Marsannay 1998 – £10.90
This has a maturing depth of fruit on the nose, with a more black fruit character than the 1999; slightly deeper. It is still quite fresh, but on the palate it is more modest, with raspberry fruit and a good mouthfeel. Drinks well, with decent length. Very good.
Beaune 1er Cru Vignes Franches 1999 – £17.99
Quite subdued on the nose at first. A smoky, slightly gamy quality develops, then cherry fruit that is sweet and ripe. There is some charry spice in the background. On the palate this is really silky-textured, with a hint of chocolate and plummy depth. The acidity is good, and has a sharpening effect on the finish, along with ripe, elegant tannins. Very good indeed. Drinking well, but will improve.
Château Corton Grancey Grand Cru 1995
This has an attractive spicy berry nose. It is quite full, with soft raspberry fruit, and a deep, creamy background of sweet oak. There are fine earthy nuances, and sophisticated gamy qualities, but mostly just elegant fruit. On the palate it has a lovely texture and floods the palate with lightly chewy fruit and fine tannins. Elegant and ripe, this is a light but very attractive wine that is palate-filling and drinks really well with food. Very good indeed.

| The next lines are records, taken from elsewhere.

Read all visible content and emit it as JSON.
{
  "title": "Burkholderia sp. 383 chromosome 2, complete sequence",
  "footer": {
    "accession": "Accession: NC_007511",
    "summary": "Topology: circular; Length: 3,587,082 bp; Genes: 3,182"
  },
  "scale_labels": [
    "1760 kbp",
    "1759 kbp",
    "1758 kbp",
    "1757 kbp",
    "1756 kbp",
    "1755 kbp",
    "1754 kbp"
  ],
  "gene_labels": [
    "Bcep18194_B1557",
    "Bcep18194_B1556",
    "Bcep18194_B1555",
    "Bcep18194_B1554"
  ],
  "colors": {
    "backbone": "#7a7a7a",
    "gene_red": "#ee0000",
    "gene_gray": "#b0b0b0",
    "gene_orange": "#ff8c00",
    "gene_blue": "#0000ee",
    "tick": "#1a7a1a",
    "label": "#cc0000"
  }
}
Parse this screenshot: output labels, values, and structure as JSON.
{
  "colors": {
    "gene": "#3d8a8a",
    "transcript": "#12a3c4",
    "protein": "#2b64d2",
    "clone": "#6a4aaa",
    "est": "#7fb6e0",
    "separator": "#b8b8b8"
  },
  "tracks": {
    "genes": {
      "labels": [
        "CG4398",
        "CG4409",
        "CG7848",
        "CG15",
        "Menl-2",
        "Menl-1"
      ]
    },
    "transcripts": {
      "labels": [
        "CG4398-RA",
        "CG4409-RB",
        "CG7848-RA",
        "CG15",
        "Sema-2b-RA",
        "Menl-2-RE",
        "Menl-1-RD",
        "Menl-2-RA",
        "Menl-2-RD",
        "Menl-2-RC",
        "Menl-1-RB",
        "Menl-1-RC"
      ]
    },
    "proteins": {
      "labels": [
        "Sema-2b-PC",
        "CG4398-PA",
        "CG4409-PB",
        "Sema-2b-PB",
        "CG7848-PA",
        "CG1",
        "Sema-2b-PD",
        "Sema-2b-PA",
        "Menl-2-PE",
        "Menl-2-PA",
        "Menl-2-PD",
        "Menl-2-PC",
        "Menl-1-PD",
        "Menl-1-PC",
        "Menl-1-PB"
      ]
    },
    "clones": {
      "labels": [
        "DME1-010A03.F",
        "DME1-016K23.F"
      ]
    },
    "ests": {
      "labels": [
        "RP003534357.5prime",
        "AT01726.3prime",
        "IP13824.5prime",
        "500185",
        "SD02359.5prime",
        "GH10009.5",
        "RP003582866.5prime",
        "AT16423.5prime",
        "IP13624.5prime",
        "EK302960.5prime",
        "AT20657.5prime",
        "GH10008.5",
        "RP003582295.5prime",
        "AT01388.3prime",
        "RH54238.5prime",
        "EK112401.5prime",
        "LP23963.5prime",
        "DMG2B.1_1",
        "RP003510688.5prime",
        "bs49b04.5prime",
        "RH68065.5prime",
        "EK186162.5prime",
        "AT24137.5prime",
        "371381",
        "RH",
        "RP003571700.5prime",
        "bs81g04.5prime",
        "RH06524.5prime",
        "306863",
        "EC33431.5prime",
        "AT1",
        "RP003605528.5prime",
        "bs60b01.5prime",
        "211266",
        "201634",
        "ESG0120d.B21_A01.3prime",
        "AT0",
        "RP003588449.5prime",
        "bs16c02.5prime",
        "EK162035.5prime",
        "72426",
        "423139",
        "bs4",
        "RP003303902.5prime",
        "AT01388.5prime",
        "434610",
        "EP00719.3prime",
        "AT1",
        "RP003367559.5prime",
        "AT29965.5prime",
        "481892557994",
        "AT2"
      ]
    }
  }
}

All in all, a really impressive tasting of quality, balanced and sophisticated wines; the whites in particular offering superb drinking. The £12 Montagny 1er Cru is streets ahead of that similarly priced Auxey-Durreses 1999 tasted last summer. The two vintages of Puligny-Montrachet 1er Cru, though another négociant wine, were each utterly convincing. The mature Corton-Charlemagne was simply sublime.

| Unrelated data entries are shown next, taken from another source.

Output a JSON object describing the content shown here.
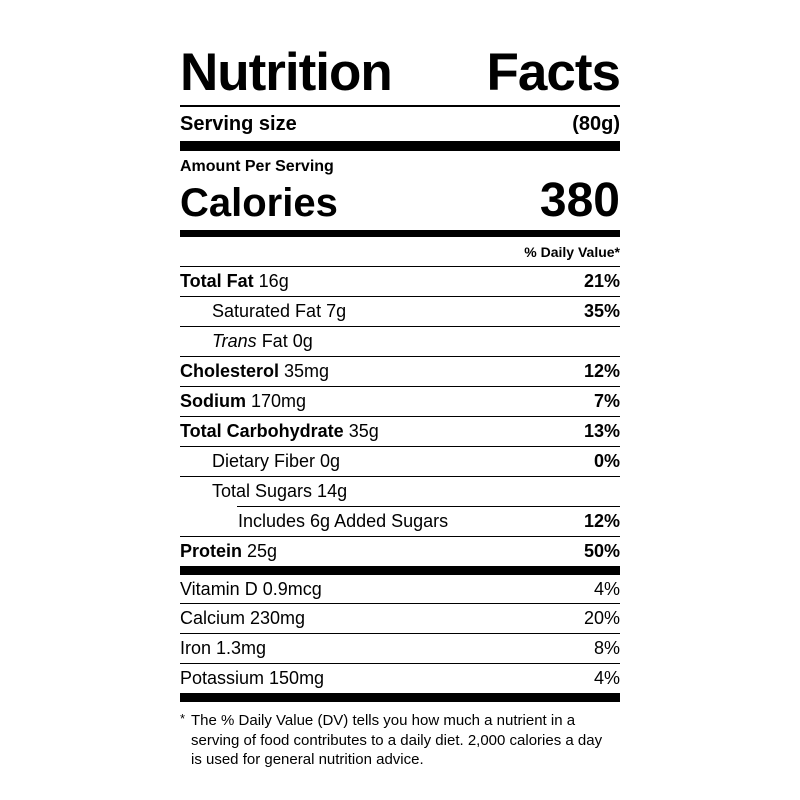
{
  "label": {
    "title": {
      "word1": "Nutrition",
      "word2": "Facts"
    },
    "serving": {
      "label": "Serving size",
      "value": "(80g)"
    },
    "amount_per_serving": "Amount Per Serving",
    "calories": {
      "label": "Calories",
      "value": "380"
    },
    "daily_value_header": "% Daily Value*",
    "main_rows": [
      {
        "parts": [
          {
            "t": "Total Fat",
            "b": true
          },
          {
            "t": " 16g"
          }
        ],
        "dv": "21%",
        "dv_bold": true,
        "indent": 0,
        "rule_top": "none"
      },
      {
        "parts": [
          {
            "t": "Saturated Fat 7g"
          }
        ],
        "dv": "35%",
        "dv_bold": true,
        "indent": 1,
        "rule_top": "full"
      },
      {
        "parts": [
          {
            "t": "Trans",
            "i": true
          },
          {
            "t": " Fat 0g"
          }
        ],
        "dv": "",
        "dv_bold": false,
        "indent": 1,
        "rule_top": "full"
      },
      {
        "parts": [
          {
            "t": "Cholesterol",
            "b": true
          },
          {
            "t": " 35mg"
          }
        ],
        "dv": "12%",
        "dv_bold": true,
        "indent": 0,
        "rule_top": "full"
      },
      {
        "parts": [
          {
            "t": "Sodium",
            "b": true
          },
          {
            "t": " 170mg"
          }
        ],
        "dv": "7%",
        "dv_bold": true,
        "indent": 0,
        "rule_top": "full"
      },
      {
        "parts": [
          {
            "t": "Total Carbohydrate",
            "b": true
          },
          {
            "t": " 35g"
          }
        ],
        "dv": "13%",
        "dv_bold": true,
        "indent": 0,
        "rule_top": "full"
      },
      {
        "parts": [
          {
            "t": "Dietary Fiber 0g"
          }
        ],
        "dv": "0%",
        "dv_bold": true,
        "indent": 1,
        "rule_top": "full"
      },
      {
        "parts": [
          {
            "t": "Total Sugars 14g"
          }
        ],
        "dv": "",
        "dv_bold": false,
        "indent": 1,
        "rule_top": "full"
      },
      {
        "parts": [
          {
            "t": "Includes 6g Added Sugars"
          }
        ],
        "dv": "12%",
        "dv_bold": true,
        "indent": 2,
        "rule_top": "partial"
      },
      {
        "parts": [
          {
            "t": "Protein",
            "b": true
          },
          {
            "t": " 25g"
          }
        ],
        "dv": "50%",
        "dv_bold": true,
        "indent": 0,
        "rule_top": "full"
      }
    ],
    "vitamin_rows": [
      {
        "parts": [
          {
            "t": "Vitamin D 0.9mcg"
          }
        ],
        "dv": "4%",
        "dv_bold": false,
        "indent": 0,
        "rule_top": "none"
      },
      {
        "parts": [
          {
            "t": "Calcium 230mg"
          }
        ],
        "dv": "20%",
        "dv_bold": false,
        "indent": 0,
        "rule_top": "full"
      },
      {
        "parts": [
          {
            "t": "Iron 1.3mg"
          }
        ],
        "dv": "8%",
        "dv_bold": false,
        "indent": 0,
        "rule_top": "full"
      },
      {
        "parts": [
          {
            "t": "Potassium 150mg"
          }
        ],
        "dv": "4%",
        "dv_bold": false,
        "indent": 0,
        "rule_top": "full"
      }
    ],
    "footnote_marker": "*",
    "footnote": "The % Daily Value (DV) tells you how much a nutrient in a serving of food contributes to a daily diet. 2,000 calories a day is used for general nutrition advice."
  },
  "colors": {
    "text": "#000000",
    "background": "#ffffff"
  }
}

So was I wrong about those two wines in the Majestic tasting? Did the five minutes I could devote to them in a tasting of over 100 wines perhaps do them an injustice? Well, I recently got hold of the same two wines, though the St-Véran was the 2000 vintage, not the 1999. I had these at home, with suitable food. My verdict? The St-Véran 2000 (£7.99) has a pleasant nose of orchard fruits and a little hint of honeysuckle and oatmeal. Yet on the palate it again does not convince, being a little short, and a rather lacking flesh; a citric experience soon clamped down by acidity. My second tasting of the Auxey-Durreses 1999 (£11.99) did little to dispel my earlier findings. Whilst having the wine at the ideal temperature and with suitable food improved it, I still found that slightly dirty, musty, rather dull character.

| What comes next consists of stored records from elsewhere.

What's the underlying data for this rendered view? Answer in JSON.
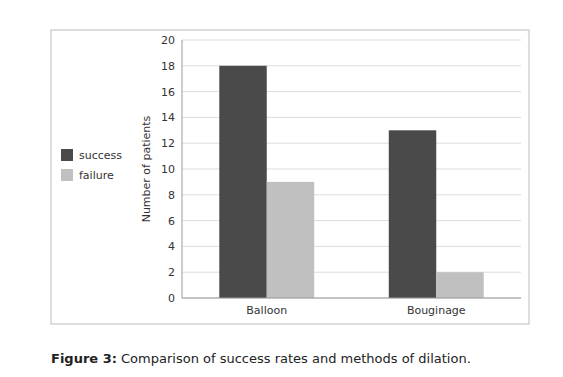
{
  "chart_data": {
    "type": "bar",
    "categories": [
      "Balloon",
      "Bouginage"
    ],
    "series": [
      {
        "name": "success",
        "color": "#4a4a4a",
        "values": [
          18,
          13
        ]
      },
      {
        "name": "failure",
        "color": "#c0c0c0",
        "values": [
          9,
          2
        ]
      }
    ],
    "ylabel": "Number of patients",
    "ylim": [
      0,
      20
    ],
    "yticks": [
      0,
      2,
      4,
      6,
      8,
      10,
      12,
      14,
      16,
      18,
      20
    ],
    "grid": true,
    "legend": "left",
    "annotations": [
      "Figure 3:",
      " Comparison of success rates and methods of dilation."
    ]
  }
}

So, a totally fascinating experience that suggests that at the upper reaches Latour are masters of their craft, and with the mid-priced Montagny and red Marsannay, proves they can cut it in this bracket too. I can only conclude that the Auxey-Duress is either a style I simply do not like, or the winemaking for this wine is not up to scratch. I would like to thank Louis Latour and Alexander Nall for this opportunity which renewed my confidence in this historic house. There’s a wealth of information available on Latour’s website: www.louislatour.com. By sheer coincidence, a notice arrived in the post today from Majestic, announcing an exclusive offer on Louis Latour Burgundies from older vintages, matured in Latour’s cellars and just released to Majestic, with substantial price reductions. A chance to try them for yourself?